Mais tarde, será possível que se encontre uma inteligência qualquer que reduza a minha fantasia a
uma banalidade. Qualquer inteligência mais serena, mais lógica e muito menos excitável do que a minha encontrará tão somente nas circunstâncias
que relato com terror uma sequência bastante normal de causas e efeitos. Já na minha infância era notado pela docilidade e humanidade do meu
carácter. Tão nobre era a ternura do meu coração, que eu acabava por tornar-me num joguete dos meus companheiros. Tinha uma especial afeição
pelos animais e os meus pais permitiam-me possuir uma grande variedade deles.

Com eles passava a maior parte do meu tempo e nunca me sentia tão feliz como quando lhes dava de comer e os acariciava. Esta faceta do meu
carácter acentuou-se com os anos, e, quando homem, aí achava uma das minhas principais fontes de prazer. Quanto àqueles que já tiveram uma
afeição por um cão fiel e sagaz, escusado será preocupar-me com explicar-lhes a natureza ou a intensidade da compensação que daí se pode tirar.
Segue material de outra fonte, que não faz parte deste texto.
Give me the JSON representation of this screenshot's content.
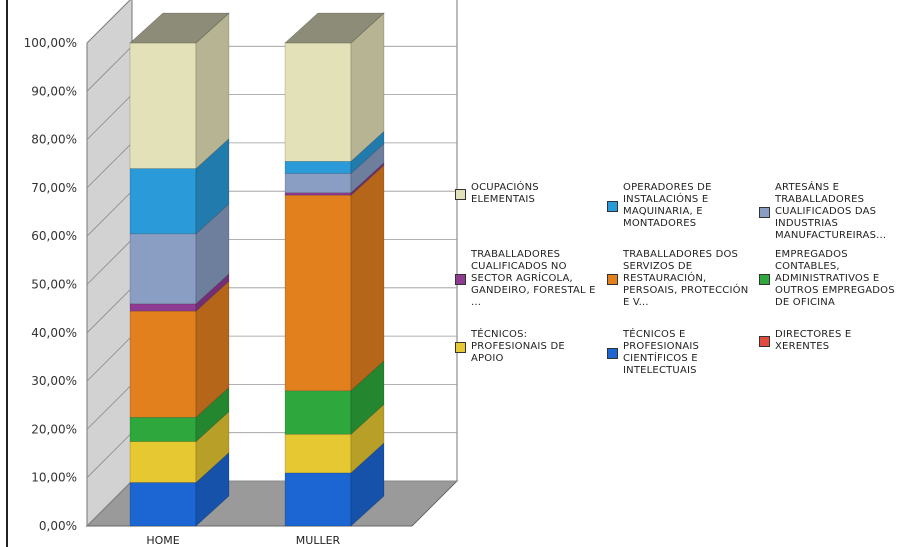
{
  "chart_data": {
    "type": "bar",
    "stacked": true,
    "three_d": true,
    "categories": [
      "HOME",
      "MULLER"
    ],
    "ylim": [
      0,
      100
    ],
    "y_ticks": [
      "0,00%",
      "10,00%",
      "20,00%",
      "30,00%",
      "40,00%",
      "50,00%",
      "60,00%",
      "70,00%",
      "80,00%",
      "90,00%",
      "100,00%"
    ],
    "legend_position": "right",
    "series": [
      {
        "name": "DIRECTORES E XERENTES",
        "color": "#e04a3f",
        "values": [
          0.0,
          0.0
        ]
      },
      {
        "name": "TÉCNICOS E PROFESIONAIS CIENTÍFICOS E INTELECTUAIS",
        "color": "#1c66d4",
        "values": [
          9.0,
          11.0
        ]
      },
      {
        "name": "TÉCNICOS: PROFESIONAIS DE APOIO",
        "color": "#e6c832",
        "values": [
          8.5,
          8.0
        ]
      },
      {
        "name": "EMPREGADOS CONTABLES, ADMINISTRATIVOS E OUTROS EMPREGADOS DE OFICINA",
        "color": "#2ea83c",
        "values": [
          5.0,
          9.0
        ]
      },
      {
        "name": "TRABALLADORES DOS SERVIZOS DE RESTAURACIÓN, PERSOAIS, PROTECCIÓN E V...",
        "color": "#e2801e",
        "values": [
          22.0,
          40.5
        ]
      },
      {
        "name": "TRABALLADORES CUALIFICADOS NO SECTOR AGRÍCOLA, GANDEIRO, FORESTAL E ...",
        "color": "#8e3b92",
        "values": [
          1.5,
          0.5
        ]
      },
      {
        "name": "ARTESÁNS E TRABALLADORES CUALIFICADOS DAS INDUSTRIAS MANUFACTUREIRAS...",
        "color": "#8a9ec4",
        "values": [
          14.5,
          4.0
        ]
      },
      {
        "name": "OPERADORES DE INSTALACIÓNS E MAQUINARIA, E MONTADORES",
        "color": "#2a9ad8",
        "values": [
          13.5,
          2.5
        ]
      },
      {
        "name": "OCUPACIÓNS ELEMENTAIS",
        "color": "#e3e1b7",
        "values": [
          26.0,
          24.5
        ]
      }
    ],
    "legend_order": [
      8,
      7,
      6,
      5,
      4,
      3,
      2,
      1,
      0
    ]
  }
}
No
amor desinteressado de um animal, no sacrifício de si mesmo, alguma coisa há que vai direito ao coração de quem tão frequentemente pôde comprovar
a amizade mesquinha e a frágil fidelidade do homem.
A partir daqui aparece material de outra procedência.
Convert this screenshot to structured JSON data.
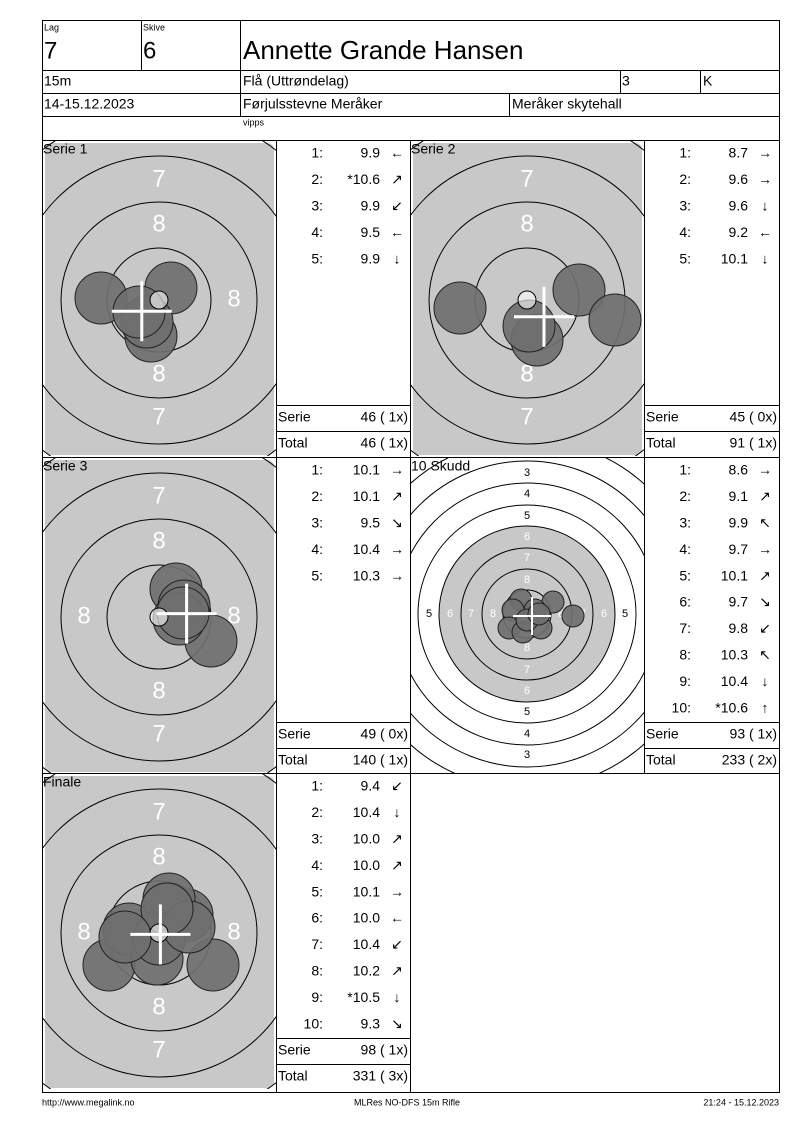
{
  "header": {
    "lag_label": "Lag",
    "lag": "7",
    "skive_label": "Skive",
    "skive": "6",
    "name": "Annette Grande Hansen",
    "distance": "15m",
    "club": "Flå (Uttrøndelag)",
    "number": "3",
    "class": "K",
    "date": "14-15.12.2023",
    "event": "Førjulsstevne Meråker",
    "venue": "Meråker skytehall",
    "note": "vipps"
  },
  "panels": [
    {
      "title": "Serie 1",
      "labels": [
        "7",
        "8",
        null,
        "8",
        "8",
        "7"
      ],
      "shots": [
        {
          "n": "1:",
          "value": "9.9",
          "arrow": "←"
        },
        {
          "n": "2:",
          "value": "*10.6",
          "arrow": "↗"
        },
        {
          "n": "3:",
          "value": "9.9",
          "arrow": "↙"
        },
        {
          "n": "4:",
          "value": "9.5",
          "arrow": "←"
        },
        {
          "n": "5:",
          "value": "9.9",
          "arrow": "↓"
        }
      ],
      "serie_label": "Serie",
      "serie": "46 ( 1x)",
      "total_label": "Total",
      "total": "46 ( 1x)"
    },
    {
      "title": "Serie 2",
      "labels": [
        "7",
        "8",
        null,
        null,
        "8",
        "7"
      ],
      "shots": [
        {
          "n": "1:",
          "value": "8.7",
          "arrow": "→"
        },
        {
          "n": "2:",
          "value": "9.6",
          "arrow": "→"
        },
        {
          "n": "3:",
          "value": "9.6",
          "arrow": "↓"
        },
        {
          "n": "4:",
          "value": "9.2",
          "arrow": "←"
        },
        {
          "n": "5:",
          "value": "10.1",
          "arrow": "↓"
        }
      ],
      "serie_label": "Serie",
      "serie": "45 ( 0x)",
      "total_label": "Total",
      "total": "91 ( 1x)"
    },
    {
      "title": "Serie 3",
      "labels": [
        "7",
        "8",
        "8",
        "8",
        "8",
        "7"
      ],
      "shots": [
        {
          "n": "1:",
          "value": "10.1",
          "arrow": "→"
        },
        {
          "n": "2:",
          "value": "10.1",
          "arrow": "↗"
        },
        {
          "n": "3:",
          "value": "9.5",
          "arrow": "↘"
        },
        {
          "n": "4:",
          "value": "10.4",
          "arrow": "→"
        },
        {
          "n": "5:",
          "value": "10.3",
          "arrow": "→"
        }
      ],
      "serie_label": "Serie",
      "serie": "49 ( 0x)",
      "total_label": "Total",
      "total": "140 ( 1x)"
    },
    {
      "title": "10 Skudd",
      "ring_numbers": [
        "3",
        "4",
        "5",
        "6",
        "7",
        "8"
      ],
      "shots": [
        {
          "n": "1:",
          "value": "8.6",
          "arrow": "→"
        },
        {
          "n": "2:",
          "value": "9.1",
          "arrow": "↗"
        },
        {
          "n": "3:",
          "value": "9.9",
          "arrow": "↖"
        },
        {
          "n": "4:",
          "value": "9.7",
          "arrow": "→"
        },
        {
          "n": "5:",
          "value": "10.1",
          "arrow": "↗"
        },
        {
          "n": "6:",
          "value": "9.7",
          "arrow": "↘"
        },
        {
          "n": "7:",
          "value": "9.8",
          "arrow": "↙"
        },
        {
          "n": "8:",
          "value": "10.3",
          "arrow": "↖"
        },
        {
          "n": "9:",
          "value": "10.4",
          "arrow": "↓"
        },
        {
          "n": "10:",
          "value": "*10.6",
          "arrow": "↑"
        }
      ],
      "serie_label": "Serie",
      "serie": "93 ( 1x)",
      "total_label": "Total",
      "total": "233 ( 2x)"
    },
    {
      "title": "Finale",
      "labels": [
        "7",
        "8",
        "8",
        "8",
        "8",
        "7"
      ],
      "shots": [
        {
          "n": "1:",
          "value": "9.4",
          "arrow": "↙"
        },
        {
          "n": "2:",
          "value": "10.4",
          "arrow": "↓"
        },
        {
          "n": "3:",
          "value": "10.0",
          "arrow": "↗"
        },
        {
          "n": "4:",
          "value": "10.0",
          "arrow": "↗"
        },
        {
          "n": "5:",
          "value": "10.1",
          "arrow": "→"
        },
        {
          "n": "6:",
          "value": "10.0",
          "arrow": "←"
        },
        {
          "n": "7:",
          "value": "10.4",
          "arrow": "↙"
        },
        {
          "n": "8:",
          "value": "10.2",
          "arrow": "↗"
        },
        {
          "n": "9:",
          "value": "*10.5",
          "arrow": "↓"
        },
        {
          "n": "10:",
          "value": "9.3",
          "arrow": "↘"
        }
      ],
      "serie_label": "Serie",
      "serie": "98 ( 1x)",
      "total_label": "Total",
      "total": "331 ( 3x)"
    }
  ],
  "footer": {
    "left": "http://www.megalink.no",
    "center": "MLRes NO-DFS 15m Rifle",
    "right": "21:24 - 15.12.2023"
  }
}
Casei jovem e tive a felicidade de achar na minha mulher uma disposição de espírito que não era contrária à minha. Vendo o meu gosto por animais
domésticos, nunca perdia a oportunidade de me proporcionar alguns exemplares das espécies mais agradáveis. Tínhamos pássaros, peixes dourados, um lindo cão, coelhos, um macaquinho, e um gato.
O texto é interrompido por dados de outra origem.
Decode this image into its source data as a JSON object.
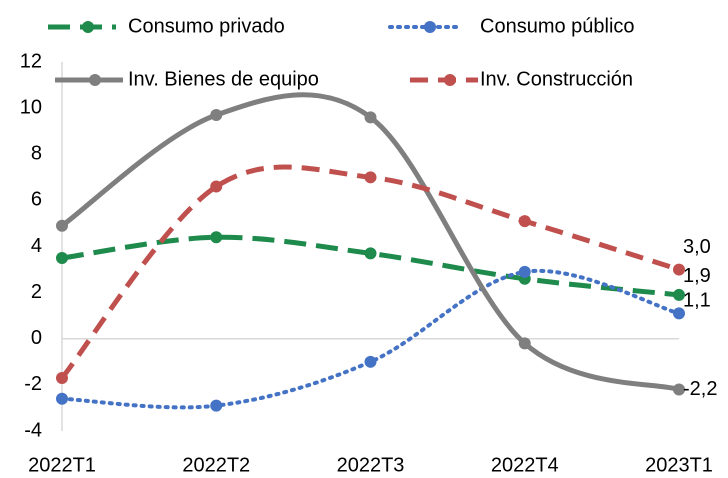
{
  "chart_data": {
    "type": "line",
    "categories": [
      "2022T1",
      "2022T2",
      "2022T3",
      "2022T4",
      "2023T1"
    ],
    "series": [
      {
        "name": "Consumo privado",
        "color": "#1e8a4c",
        "dash": "22,10",
        "values": [
          3.5,
          4.4,
          3.7,
          2.6,
          1.9
        ],
        "value_labels": [
          null,
          null,
          null,
          null,
          "1,9"
        ]
      },
      {
        "name": "Consumo público",
        "color": "#4472c4",
        "dash": "2,6",
        "values": [
          -2.6,
          -2.9,
          -1.0,
          2.9,
          1.1
        ],
        "value_labels": [
          null,
          null,
          null,
          null,
          "1,1"
        ]
      },
      {
        "name": "Inv. Bienes de equipo",
        "color": "#7f7f7f",
        "dash": "none",
        "values": [
          4.9,
          9.7,
          9.6,
          -0.2,
          -2.2
        ],
        "value_labels": [
          null,
          null,
          null,
          null,
          "-2,2"
        ]
      },
      {
        "name": "Inv. Construcción",
        "color": "#c0504d",
        "dash": "18,10",
        "values": [
          -1.7,
          6.6,
          7.0,
          5.1,
          3.0
        ],
        "value_labels": [
          null,
          null,
          null,
          null,
          "3,0"
        ]
      }
    ],
    "ylim": [
      -4,
      12
    ],
    "yticks": [
      -4,
      -2,
      0,
      2,
      4,
      6,
      8,
      10,
      12
    ],
    "grid": false,
    "legend": "top"
  }
}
Este último era um animal notavelmente forte e belo, completamente preto e excepcionalmente esperto. Quando falávamos da sua inteligência, a minha
mulher, que não era de todo impermeável à superstição, fazia frequentes alusões à crença popular que considera todos os gatos pretos como
feiticeiras disfarçadas. Não quero dizer que falasse deste assunto sempre a sério, e se me refiro agora a isto não é por qualquer motivo especial, mas
apenas porque me veio à idéia.

Plutão, assim se chamava o gato, era o meu amigo predilecto e companheiro de brincadeiras. Só eu lhe dava de comer e seguia-me por toda a parte,
dentro de casa. Era até com dificuldade que conseguia impedir que me seguisse na rua.

A nossa amizade durou assim vários anos, durante os quais o meu temperamento e o meu carácter sofreram uma alteração radical - envergonho-me de o confessar - para pior, devido ao demónio da intemperança. De dia para dia me tornava mais taciturno, mais irritável,
mais indiferente aos sentimentos dos outros. Permitia-me usar de uma
linguagem brutal com minha mulher. Com o tempo, cheguei até a usar de violência. Evidentemente que os meus pobres animaizinhos sentiram a
transformação do meu carácter. Não só os desprezava como os tratava mal. Por Plutão, porém, ainda nutria uma certa consideração que me não deixava
maltratá-lo. Quanto aos outros, não tinha escrúpulos em maltratar os coelhos, o macaco e até o cão, quando por acaso ou por afeição se
atravessavam no meu caminho.

Mas a doença tomava conta de mim - pois que doença se assemelha à do álcool? - e, por fim, até o próprio Plutão, que estava a ficar velho e, por consequência, um tanto impertinente, até o próprio Plutão começou a sentir os efeitos do meu carácter perverso.